School district in Alabama

Gadsden City School District is a school district in Etowah County, Alabama, USA.

The district has seven elementary schools, three middle schools and one high school, Gadsden City High School.

== Gadsden Middle School ==

Gadsden Middle School (Alabama) is one of three middle schools in the Gadsden City Schools system, located in Gadsden, Alabama and serving grades 6 through 9. The school is accredited by the Southern Association of Colleges and Schools.

=== History ===

In 1901, Gadsden's first public high school, Disque High School, was opened at the corner of Chestnut and College Streets. It was named in honor of Gadsden City School Board chairman and Judge John H. Disque. In 1924, it became Disque Junior High School when the larger Gadsden High School was opened. The original DJHS site was demolished in 1962, and the Gadsden Post Office was built in its place. DJHS moved into the then-new Tracy Street building for the 1962–63 school year, serving grades 7 through 9. In the 1980s, Disque Junior High School was renamed Disque Middle School and began serving grades 6 through 8; grade 9 shifted to Gadsden High School.

On January 12, 2006, the Gadsden City Board of Education voted to rename Disque Middle School to Gadsden Middle School, beginning in the 2006–07 school year. This name change coincided with the consolidation of Gadsden City's three high schools at the time―Emma Sansom High School, Gadsden High School, and Litchfield High School―into a single Gadsden City High School, as well as the associated relocation and renaming of both General Forrest Middle School (to Emma Sansom Middle School) and Cory Middle School (to Litchfield Middle School).
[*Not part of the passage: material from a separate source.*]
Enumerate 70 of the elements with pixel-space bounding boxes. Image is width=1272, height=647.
== Athletics and activities ==
Gadsden Middle students and teams are called the Tigers, and the official school colors are orange and black. Sports teams include boys' and girls' basketball, football, and cheerleading. The GMS Tiger Band offers marching and concert opportunities, both in class and outside of school, including working with the Gadsden City Titan Band and helping with the Mid South Marching Band Festival. The GMS Tiger Quiz Bowl team competes regionally, state-wide, and nationally.